Q. The isolation and social distancing… such an interesting time to learn more about yourself. What have you learnt?
I’ve always been fine on my own, and I think it’s interesting spending so much time with my family after such a long time (laughs). My brother and I are almost like a real-life version of ‘Tom & Jerry.’ Other than that, I spend time in my garden and with my cat. I think I’ve learned patience, or at least I feel I am on that path. I’m such a restless person even as a loner. Initially, I panicked. What will I do in my house for so long? I think after three weeks I’ll come out a slightly better human being, appreciating my work, my friends, that feeling of just being able to do the most prosaic things when I want to.
Q. Outside of your professional commitments, what are the things that you’re really passionate about?
I have so many passions, but firstly, I believe in giving back to the cultural community. I run an art space and I invite actors to take classes. I attend those classes too! There’s so much to learn in my craft still, and I can’t stop here. The competition for good content is so fierce. Platforms are increasing and you just need passionate and talented people to come together to make something worthy of your time. On Locked, we have a team which is a mix of people from Chennai, Bangalore, Hyderabad. We’re just a bunch of passionate people. So I guess there’s passion in my profession too!

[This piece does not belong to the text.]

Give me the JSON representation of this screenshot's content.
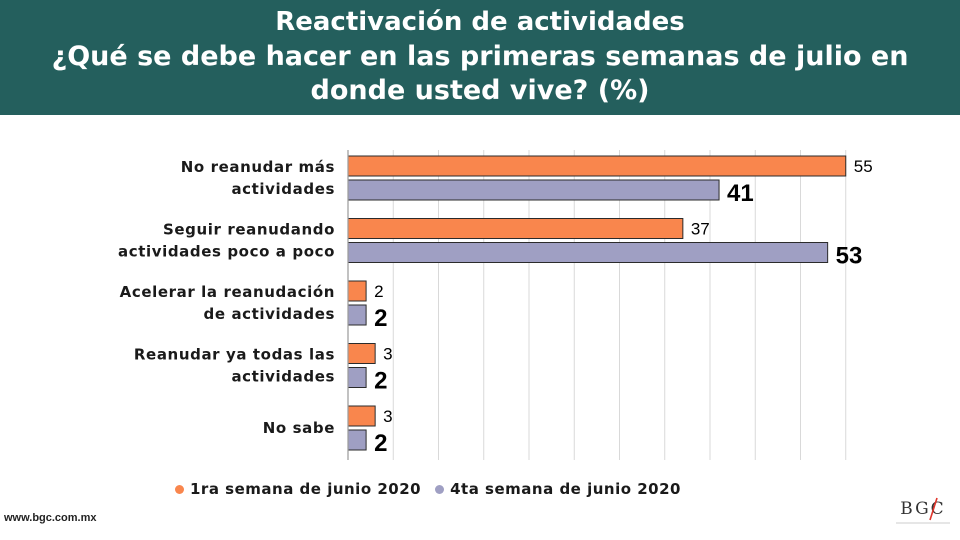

But other than that, I paint, I spend time gardening. I’m so passionate about caring for animals. I have cats at home, I love to spend time with dogs. I’ve been feeding the strays through the last few weeks as well. I’ve adopted an elephant, a monkey and a tiger. Whatever I make, goes into my caring for animals and towards the cause.
Q. You know… we started this conversation on the note that you’ve actually made it big because of your big and wild hair, which reflects your personality. On a serious note, there are so many girls (and boys) who are struggling to embrace their special and unique traits…

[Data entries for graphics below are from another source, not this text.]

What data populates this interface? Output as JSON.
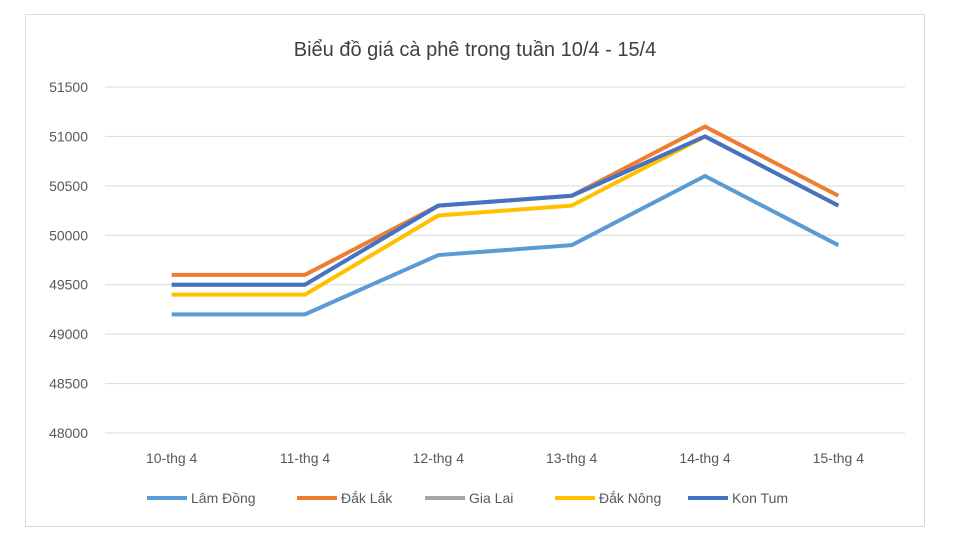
{
  "chart_data": {
    "type": "line",
    "title": "Biểu đồ giá cà phê trong tuần 10/4 - 15/4",
    "xlabel": "",
    "ylabel": "",
    "categories": [
      "10-thg 4",
      "11-thg 4",
      "12-thg 4",
      "13-thg 4",
      "14-thg 4",
      "15-thg 4"
    ],
    "ylim": [
      48000,
      51500
    ],
    "yticks": [
      48000,
      48500,
      49000,
      49500,
      50000,
      50500,
      51000,
      51500
    ],
    "grid": true,
    "legend_position": "bottom",
    "series": [
      {
        "name": "Lâm Đồng",
        "color": "#5b9bd5",
        "values": [
          49200,
          49200,
          49800,
          49900,
          50600,
          49900
        ]
      },
      {
        "name": "Đắk Lắk",
        "color": "#ed7d31",
        "values": [
          49600,
          49600,
          50300,
          50400,
          51100,
          50400
        ]
      },
      {
        "name": "Gia Lai",
        "color": "#a5a5a5",
        "values": [
          49500,
          49500,
          50300,
          50400,
          51000,
          50300
        ]
      },
      {
        "name": "Đắk Nông",
        "color": "#ffc000",
        "values": [
          49400,
          49400,
          50200,
          50300,
          51000,
          50300
        ]
      },
      {
        "name": "Kon Tum",
        "color": "#4472c4",
        "values": [
          49500,
          49500,
          50300,
          50400,
          51000,
          50300
        ]
      }
    ]
  }
}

I think my hair is as vibrant as I am! But it’s not my hair, or my look, or my body. For the longest time, I was that person who wasn’t okay with the way I looked. I felt the need to tame myself. And then I found a passion which accepted me with that look. But what I learned was that I needed to accept myself first. The moment you start loving yourself… taking care of yourself… everything will fall into place. It also builds so much strength of character. All my quirks, my personality, it’s what makes me, ME. And now that we have so much time at our disposal, we can all get into self-care and self-love. I told you that I find the positives even in the worst of situations. Maybe this is our silver lining.